In a rare event, I actually like what I see here. They’ve clearly studied prior designs in high-security space, likely HSM and smartcard mitigations. The mesh enclosure strategy was adopted by older HSM’s. There were potential bypasses that led to even more features, esp membranes and radiation sensors. The best ever made, per Ross Anderson’s team of talented IC breakers, was IBM’s 4758 whose protections and potential attacks are described here:
Best route is just to clone that thing somehow. IBM themselves already depreciated it in favor of a new product. Might still try to patent sue you or pull some other crap but worst case should be Chinese clones becoming available after new design is published. :) Designers of ORWL should try to copy more of the IBM thing’s techniques to close gap between the two.
Far as design itself, I like that it’s relatively simple, leverages a secure IC, easy to disassemble, will allow low-level modifications like firmware, and can run standard software. The next step will be a model that replaces the Intel chip with OpenSPARC, OpenPOWER, or RISC-V multicore with added components for trusted boot or I/O protections. Some are available with some coming online. Next step is using crypto to protect confidentiality & integrity of anything leaving SOC boundary so RAM is untrusted. There will be a lot of money involved for initial development and prototyping of even the first, open chip. So, I understand if they’re taking it one step at a time. That’s cool as long as they keep the advertising honest about risks they’re keeping in for compatibility, etc.

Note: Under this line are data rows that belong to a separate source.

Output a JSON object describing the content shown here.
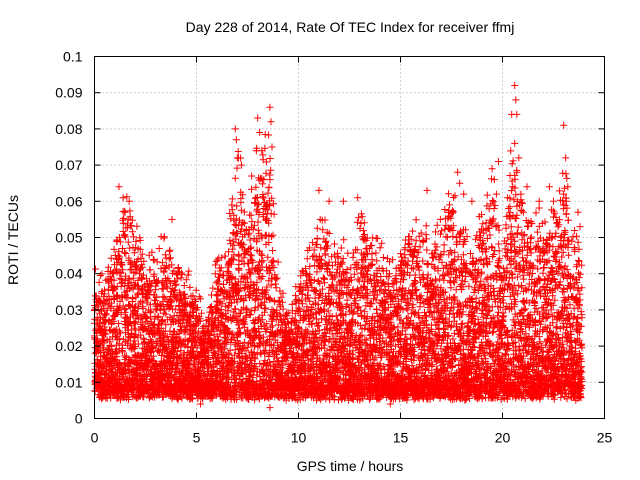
{
  "chart_data": {
    "type": "scatter",
    "title": "Day 228 of 2014, Rate Of TEC Index for receiver ffmj",
    "xlabel": "GPS time / hours",
    "ylabel": "ROTI / TECUs",
    "xlim": [
      0,
      25
    ],
    "ylim": [
      0,
      0.1
    ],
    "xticks": [
      0,
      5,
      10,
      15,
      20,
      25
    ],
    "yticks": [
      0,
      0.01,
      0.02,
      0.03,
      0.04,
      0.05,
      0.06,
      0.07,
      0.08,
      0.09,
      0.1
    ],
    "grid": true,
    "legend": "none",
    "marker": "+",
    "color": "#ff0000",
    "data_extent_hours": [
      0,
      23.9
    ],
    "envelope": {
      "description": "estimated per-hour upper envelope of the red '+' cloud (ROTI, TECU/min)",
      "hours": [
        0,
        0.5,
        1,
        1.5,
        2,
        2.5,
        3,
        3.5,
        4,
        4.5,
        5,
        5.5,
        6,
        6.5,
        7,
        7.5,
        8,
        8.5,
        9,
        9.5,
        10,
        10.5,
        11,
        11.5,
        12,
        12.5,
        13,
        13.5,
        14,
        14.5,
        15,
        15.5,
        16,
        16.5,
        17,
        17.5,
        18,
        18.5,
        19,
        19.5,
        20,
        20.5,
        21,
        21.5,
        22,
        22.5,
        23,
        23.5,
        23.9
      ],
      "upper": [
        0.044,
        0.043,
        0.052,
        0.064,
        0.055,
        0.05,
        0.046,
        0.054,
        0.047,
        0.042,
        0.036,
        0.029,
        0.047,
        0.052,
        0.08,
        0.062,
        0.083,
        0.086,
        0.045,
        0.03,
        0.04,
        0.05,
        0.063,
        0.055,
        0.052,
        0.047,
        0.062,
        0.055,
        0.05,
        0.047,
        0.05,
        0.063,
        0.056,
        0.052,
        0.061,
        0.068,
        0.058,
        0.05,
        0.062,
        0.071,
        0.048,
        0.092,
        0.06,
        0.064,
        0.06,
        0.062,
        0.081,
        0.056,
        0.045
      ],
      "base_lower": 0.007
    },
    "spikes": [
      {
        "x": 1.2,
        "y": 0.064
      },
      {
        "x": 1.4,
        "y": 0.061
      },
      {
        "x": 1.7,
        "y": 0.06
      },
      {
        "x": 3.8,
        "y": 0.055
      },
      {
        "x": 6.9,
        "y": 0.08
      },
      {
        "x": 6.95,
        "y": 0.077
      },
      {
        "x": 7.0,
        "y": 0.072
      },
      {
        "x": 7.2,
        "y": 0.07
      },
      {
        "x": 7.7,
        "y": 0.067
      },
      {
        "x": 8.0,
        "y": 0.083
      },
      {
        "x": 8.1,
        "y": 0.079
      },
      {
        "x": 8.2,
        "y": 0.074
      },
      {
        "x": 8.3,
        "y": 0.066
      },
      {
        "x": 8.6,
        "y": 0.086
      },
      {
        "x": 8.65,
        "y": 0.082
      },
      {
        "x": 8.7,
        "y": 0.075
      },
      {
        "x": 8.3,
        "y": 0.058
      },
      {
        "x": 11.0,
        "y": 0.063
      },
      {
        "x": 11.5,
        "y": 0.06
      },
      {
        "x": 12.2,
        "y": 0.06
      },
      {
        "x": 12.9,
        "y": 0.061
      },
      {
        "x": 16.3,
        "y": 0.063
      },
      {
        "x": 17.8,
        "y": 0.068
      },
      {
        "x": 17.9,
        "y": 0.065
      },
      {
        "x": 18.1,
        "y": 0.062
      },
      {
        "x": 18.5,
        "y": 0.06
      },
      {
        "x": 19.8,
        "y": 0.071
      },
      {
        "x": 19.6,
        "y": 0.066
      },
      {
        "x": 19.7,
        "y": 0.062
      },
      {
        "x": 20.3,
        "y": 0.058
      },
      {
        "x": 20.6,
        "y": 0.092
      },
      {
        "x": 20.65,
        "y": 0.088
      },
      {
        "x": 20.7,
        "y": 0.084
      },
      {
        "x": 20.6,
        "y": 0.076
      },
      {
        "x": 20.8,
        "y": 0.072
      },
      {
        "x": 20.7,
        "y": 0.068
      },
      {
        "x": 20.5,
        "y": 0.064
      },
      {
        "x": 20.9,
        "y": 0.062
      },
      {
        "x": 21.2,
        "y": 0.064
      },
      {
        "x": 21.8,
        "y": 0.06
      },
      {
        "x": 22.3,
        "y": 0.064
      },
      {
        "x": 22.5,
        "y": 0.06
      },
      {
        "x": 23.0,
        "y": 0.081
      },
      {
        "x": 23.1,
        "y": 0.072
      },
      {
        "x": 23.2,
        "y": 0.064
      },
      {
        "x": 23.0,
        "y": 0.062
      },
      {
        "x": 23.7,
        "y": 0.057
      },
      {
        "x": 23.8,
        "y": 0.053
      },
      {
        "x": 5.2,
        "y": 0.004
      },
      {
        "x": 8.6,
        "y": 0.003
      },
      {
        "x": 14.5,
        "y": 0.004
      }
    ]
  }
}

I’m curious - how is disk encryption and the key for it handled? Is it kept on the microcontroller, and does the drive itself do encryption in hardware, or is it simply passed to the CPU?
If the latter is the case, you can’t be sure of the key not leaking, since on an Intel CPU and any non-trivial operating system, you’re going to have unaudited, poorly understood code running.
ORWL’s solid state drive, an Intel SSD 540s Series, natively supports full drive encryption. The drive’s cryptographic key is generated and stored inside the secure microcontroller. The secure microcontroller provides this key to the SSD only after verifying the integrity of the system. Upon any tampering, the secure microcontroller instantly erases the encryption key, causing all data on the SSD to be irrevocably lost.
So can the micro controller pass the key directly to the SSD, or does it need to pass by the CPU?
I’ve never trusted hardware encryption. How do I know it’s encrypted and not just lying to me? Some cheap drives in the past did exactly that. The encryption “key” was really just a password that it needed to turn on, but pulling the media it could be read in another device. How do I know there’s no recovery key?
But using both can’t hurt.
No ethernet? :( Especially with a rackmount option, I’d expect cat5.